Runners Left On Base:
During the 2005 campaign the Philadelphia Phillies have left more runners stranded then any team currently in playoff contention. We're talking 16 more runs than the next division leader, the NL West's San Diego Padres, who are poised to win that division by default. Of teams currently fighting the Phillies for the NL Wild Card lead, only the Marlins are within shouting distance in clutch hitting futility. Philadelphia has left 981 runners on base this season, which breaks down to 7.5 runners per game. Down the stretch the Phillies cannot afford to leave that many runs off the scoreboard.
Earlier this season Mike Lieberthal, the Phillies underachieving, overpaid catcher reached an at-bats incentive point in his contract and guaranteed himself $7.5 million for next season. Having Lieberthal on the roster not only hinders the offense thanks to his .247 batting average and 35 RBI ranking him 24th and 13th in the National League respectively among catchers, but the defense and overall team chemistry are hindered as well. It's rumored that some pitchers on the staff despise working with Lieberthal behind the plate. His league leading five passed balls and catchers ERA of 4.42 seem to back up their preference for having Todd Pratt behind the plate. The fact that the Phillies brass allowed this vesting option to be triggered is mind boggling considering the consequences having Lieberthal on the roster will generate to this team's post-season hopes next season.
During the past two weeks the Phillies have fed off of west coast teams and clubs that are already planning for next season. Yes the Phillies are 15-10 during the month of August but the combined winning percentage of their August opponents is a meager .466 and only the Nationals were over .500 when they rolled into Citizens Bank Park. All of that is about to change when Philadelphia plays all but three games during the month of September against teams currently fighting for the division and wild card leads respectively. Each of these teams has given the Phillies fits not only this season, but for the past three years as well. It is completely conceivable that the Phillies, barring any substantial waiver wire claims, could finish the month of September closer to last place in both races than first place.

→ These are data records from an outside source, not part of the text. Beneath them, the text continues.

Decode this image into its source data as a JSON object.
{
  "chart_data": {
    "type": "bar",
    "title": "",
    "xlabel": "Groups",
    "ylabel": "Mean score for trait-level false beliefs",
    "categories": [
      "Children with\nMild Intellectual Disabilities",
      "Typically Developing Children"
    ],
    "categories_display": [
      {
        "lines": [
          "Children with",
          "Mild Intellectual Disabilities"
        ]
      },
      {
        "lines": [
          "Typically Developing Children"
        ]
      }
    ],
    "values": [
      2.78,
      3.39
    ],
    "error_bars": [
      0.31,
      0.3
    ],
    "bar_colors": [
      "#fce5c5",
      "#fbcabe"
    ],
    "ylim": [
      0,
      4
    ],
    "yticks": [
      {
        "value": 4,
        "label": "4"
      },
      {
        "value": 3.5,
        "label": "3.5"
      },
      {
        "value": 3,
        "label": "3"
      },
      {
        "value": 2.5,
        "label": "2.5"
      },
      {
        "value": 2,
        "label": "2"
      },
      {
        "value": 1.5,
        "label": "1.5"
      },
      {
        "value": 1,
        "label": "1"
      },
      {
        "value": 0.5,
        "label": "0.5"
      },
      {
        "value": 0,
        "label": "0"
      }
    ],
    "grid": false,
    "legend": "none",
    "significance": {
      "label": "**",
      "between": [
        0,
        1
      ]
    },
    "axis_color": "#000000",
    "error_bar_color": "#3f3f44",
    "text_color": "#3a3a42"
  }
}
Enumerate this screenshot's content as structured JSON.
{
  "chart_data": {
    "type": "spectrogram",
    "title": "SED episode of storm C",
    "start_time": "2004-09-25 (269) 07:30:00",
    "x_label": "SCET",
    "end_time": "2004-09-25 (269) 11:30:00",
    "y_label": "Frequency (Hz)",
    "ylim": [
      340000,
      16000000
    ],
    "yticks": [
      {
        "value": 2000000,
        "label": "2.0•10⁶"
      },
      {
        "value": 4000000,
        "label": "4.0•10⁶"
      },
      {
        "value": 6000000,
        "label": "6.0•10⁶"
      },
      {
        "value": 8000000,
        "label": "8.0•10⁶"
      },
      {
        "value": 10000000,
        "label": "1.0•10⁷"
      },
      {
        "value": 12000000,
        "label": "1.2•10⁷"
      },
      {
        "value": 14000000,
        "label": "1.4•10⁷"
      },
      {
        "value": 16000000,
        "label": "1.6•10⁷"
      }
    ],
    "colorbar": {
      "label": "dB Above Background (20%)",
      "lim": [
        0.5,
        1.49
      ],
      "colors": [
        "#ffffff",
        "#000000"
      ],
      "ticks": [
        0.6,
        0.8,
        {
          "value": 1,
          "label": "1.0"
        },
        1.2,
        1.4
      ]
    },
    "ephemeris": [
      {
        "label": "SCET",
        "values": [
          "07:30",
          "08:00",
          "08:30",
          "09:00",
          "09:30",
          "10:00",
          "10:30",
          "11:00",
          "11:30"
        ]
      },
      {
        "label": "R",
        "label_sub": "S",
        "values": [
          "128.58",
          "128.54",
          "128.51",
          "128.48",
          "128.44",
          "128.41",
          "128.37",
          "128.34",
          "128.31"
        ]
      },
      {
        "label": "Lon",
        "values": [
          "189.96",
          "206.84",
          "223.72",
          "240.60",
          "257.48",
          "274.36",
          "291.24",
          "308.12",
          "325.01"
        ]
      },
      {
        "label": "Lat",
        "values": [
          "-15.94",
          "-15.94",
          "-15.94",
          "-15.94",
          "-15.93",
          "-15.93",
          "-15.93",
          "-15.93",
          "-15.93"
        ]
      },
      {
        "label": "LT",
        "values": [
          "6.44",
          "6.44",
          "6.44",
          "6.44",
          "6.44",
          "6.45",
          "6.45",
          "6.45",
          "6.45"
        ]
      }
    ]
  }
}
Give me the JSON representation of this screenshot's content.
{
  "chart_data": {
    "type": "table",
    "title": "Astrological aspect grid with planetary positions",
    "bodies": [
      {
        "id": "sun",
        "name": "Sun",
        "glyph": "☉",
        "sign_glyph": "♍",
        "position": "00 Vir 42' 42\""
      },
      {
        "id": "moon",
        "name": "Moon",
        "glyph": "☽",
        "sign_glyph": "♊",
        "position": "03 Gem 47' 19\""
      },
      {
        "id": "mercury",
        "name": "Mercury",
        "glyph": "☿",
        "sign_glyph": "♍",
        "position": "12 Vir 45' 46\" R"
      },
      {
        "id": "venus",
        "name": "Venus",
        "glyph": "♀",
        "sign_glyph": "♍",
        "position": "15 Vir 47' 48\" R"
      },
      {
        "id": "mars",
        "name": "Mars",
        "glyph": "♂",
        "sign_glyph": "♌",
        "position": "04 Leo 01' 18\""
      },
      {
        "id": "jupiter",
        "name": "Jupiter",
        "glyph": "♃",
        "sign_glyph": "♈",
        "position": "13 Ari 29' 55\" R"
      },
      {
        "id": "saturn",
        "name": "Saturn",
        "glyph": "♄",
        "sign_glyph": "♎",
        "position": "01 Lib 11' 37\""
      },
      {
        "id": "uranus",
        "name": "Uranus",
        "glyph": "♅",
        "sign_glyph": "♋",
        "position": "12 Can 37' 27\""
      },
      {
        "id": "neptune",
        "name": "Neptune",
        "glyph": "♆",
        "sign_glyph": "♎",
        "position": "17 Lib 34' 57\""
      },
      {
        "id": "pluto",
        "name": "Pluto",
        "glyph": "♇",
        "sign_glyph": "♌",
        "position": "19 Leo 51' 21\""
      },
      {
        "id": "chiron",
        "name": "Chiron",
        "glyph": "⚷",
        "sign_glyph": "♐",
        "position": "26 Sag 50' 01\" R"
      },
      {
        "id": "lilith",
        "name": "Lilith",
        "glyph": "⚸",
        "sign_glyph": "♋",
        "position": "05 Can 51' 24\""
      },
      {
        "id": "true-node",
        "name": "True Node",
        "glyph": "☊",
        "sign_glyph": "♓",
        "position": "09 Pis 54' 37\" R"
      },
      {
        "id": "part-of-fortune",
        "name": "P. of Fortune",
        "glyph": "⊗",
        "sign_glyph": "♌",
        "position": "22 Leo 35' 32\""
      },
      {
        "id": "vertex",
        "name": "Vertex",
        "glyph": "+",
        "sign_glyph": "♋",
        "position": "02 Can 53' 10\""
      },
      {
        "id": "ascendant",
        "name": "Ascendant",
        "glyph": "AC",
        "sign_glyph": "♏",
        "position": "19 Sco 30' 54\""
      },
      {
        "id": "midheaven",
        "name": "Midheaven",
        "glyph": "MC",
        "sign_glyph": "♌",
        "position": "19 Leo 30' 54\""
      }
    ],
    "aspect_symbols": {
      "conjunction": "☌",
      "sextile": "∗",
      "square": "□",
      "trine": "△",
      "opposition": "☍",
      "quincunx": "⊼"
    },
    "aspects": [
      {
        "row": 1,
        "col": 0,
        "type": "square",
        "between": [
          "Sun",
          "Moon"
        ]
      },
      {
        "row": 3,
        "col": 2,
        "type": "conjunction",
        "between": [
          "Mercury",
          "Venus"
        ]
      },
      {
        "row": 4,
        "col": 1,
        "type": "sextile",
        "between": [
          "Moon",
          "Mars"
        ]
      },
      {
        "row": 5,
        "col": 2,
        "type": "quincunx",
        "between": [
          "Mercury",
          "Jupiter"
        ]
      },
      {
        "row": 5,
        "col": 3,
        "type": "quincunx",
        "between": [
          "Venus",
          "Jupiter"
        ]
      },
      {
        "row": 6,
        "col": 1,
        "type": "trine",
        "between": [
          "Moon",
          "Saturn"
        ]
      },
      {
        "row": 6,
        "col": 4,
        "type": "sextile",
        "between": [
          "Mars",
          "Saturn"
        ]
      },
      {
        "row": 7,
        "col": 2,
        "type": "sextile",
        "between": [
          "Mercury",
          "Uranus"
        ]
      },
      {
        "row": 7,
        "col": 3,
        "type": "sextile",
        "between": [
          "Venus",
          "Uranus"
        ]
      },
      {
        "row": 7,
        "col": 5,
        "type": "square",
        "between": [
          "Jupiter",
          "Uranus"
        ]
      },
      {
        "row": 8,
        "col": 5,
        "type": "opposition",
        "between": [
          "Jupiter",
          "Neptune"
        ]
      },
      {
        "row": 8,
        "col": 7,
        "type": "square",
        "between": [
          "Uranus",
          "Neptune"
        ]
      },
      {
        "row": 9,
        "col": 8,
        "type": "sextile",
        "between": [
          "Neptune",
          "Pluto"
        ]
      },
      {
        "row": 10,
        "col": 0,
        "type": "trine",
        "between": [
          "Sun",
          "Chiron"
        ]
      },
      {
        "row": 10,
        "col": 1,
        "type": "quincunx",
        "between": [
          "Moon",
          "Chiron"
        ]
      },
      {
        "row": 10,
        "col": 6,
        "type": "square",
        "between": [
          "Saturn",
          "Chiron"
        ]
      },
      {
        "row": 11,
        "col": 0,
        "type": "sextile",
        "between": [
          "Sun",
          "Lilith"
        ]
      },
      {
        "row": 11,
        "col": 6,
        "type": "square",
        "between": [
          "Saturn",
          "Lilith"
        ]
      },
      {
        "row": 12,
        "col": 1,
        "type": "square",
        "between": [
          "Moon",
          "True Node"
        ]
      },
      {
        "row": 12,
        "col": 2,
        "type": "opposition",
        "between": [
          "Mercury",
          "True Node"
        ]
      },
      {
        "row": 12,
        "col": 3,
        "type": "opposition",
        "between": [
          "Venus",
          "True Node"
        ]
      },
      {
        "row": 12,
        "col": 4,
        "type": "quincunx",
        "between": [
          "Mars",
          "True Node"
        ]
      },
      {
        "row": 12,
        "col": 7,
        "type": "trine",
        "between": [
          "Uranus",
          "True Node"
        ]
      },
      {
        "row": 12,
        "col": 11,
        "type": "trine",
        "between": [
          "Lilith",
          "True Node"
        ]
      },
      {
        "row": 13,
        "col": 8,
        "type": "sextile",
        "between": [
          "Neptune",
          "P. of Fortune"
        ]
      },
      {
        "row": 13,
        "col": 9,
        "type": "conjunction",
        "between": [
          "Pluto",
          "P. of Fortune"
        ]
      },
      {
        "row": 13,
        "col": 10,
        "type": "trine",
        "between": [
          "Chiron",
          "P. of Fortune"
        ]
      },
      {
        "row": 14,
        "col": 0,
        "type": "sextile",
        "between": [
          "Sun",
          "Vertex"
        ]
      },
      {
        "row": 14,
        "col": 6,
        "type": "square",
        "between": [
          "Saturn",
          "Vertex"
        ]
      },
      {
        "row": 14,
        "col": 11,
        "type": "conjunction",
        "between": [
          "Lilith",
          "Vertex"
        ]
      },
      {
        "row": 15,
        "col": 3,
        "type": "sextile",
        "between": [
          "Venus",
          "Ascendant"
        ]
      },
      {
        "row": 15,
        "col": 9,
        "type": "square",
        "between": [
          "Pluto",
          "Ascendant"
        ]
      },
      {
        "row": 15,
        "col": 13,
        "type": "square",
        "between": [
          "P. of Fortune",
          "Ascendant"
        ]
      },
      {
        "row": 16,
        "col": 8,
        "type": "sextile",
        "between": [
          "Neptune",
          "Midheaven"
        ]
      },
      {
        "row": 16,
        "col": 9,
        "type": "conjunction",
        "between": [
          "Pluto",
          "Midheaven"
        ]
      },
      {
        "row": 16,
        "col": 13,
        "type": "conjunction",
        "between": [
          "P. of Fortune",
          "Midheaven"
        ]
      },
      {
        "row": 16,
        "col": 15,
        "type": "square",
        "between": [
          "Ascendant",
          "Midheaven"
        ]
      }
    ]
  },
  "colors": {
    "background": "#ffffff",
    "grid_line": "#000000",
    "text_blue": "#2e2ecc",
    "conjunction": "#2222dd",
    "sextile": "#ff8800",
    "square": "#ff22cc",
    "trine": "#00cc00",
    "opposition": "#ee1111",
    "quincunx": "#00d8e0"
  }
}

The biggest hindrance for the Phillies as this club looks to begin the most grueling part of its schedule is the pitching match-ups against clubs that have bona fide playoff caliber starting rotations. Not only will opponent's pitching staffs be extra difficult for the Phillies to match up against, but their own staff has yet to show that it has what it takes to win when it matters most. Jon Lieber has yet to put together a solid win streak like a legitimate number one pitcher is supposed to. Brett Myers has imploded down the stretch for the past two seasons, and there is little reason to believe that against tough, hard hitting lineups, that this year will be any different. They're followed by Cory Lidle and Vicente Padilla who have never been in a playoff race. This staff pales in comparison to what it is going to take to defeat the teams this club will be matching up with down the final stretch of the season.
The next month of the season will be quite telling for the present and future of this franchise. For the first time in recent memory the Phillies look to be in complete control of their own destiny. For the young players like Chase Utley and Ryan Howard this month will certainly give them a taste of playoff atmosphere night in and night out and that is a great thing for the landscape of this ball club. However, when all of the factors are considered this season simply looks to end much like every season for the past 11 years.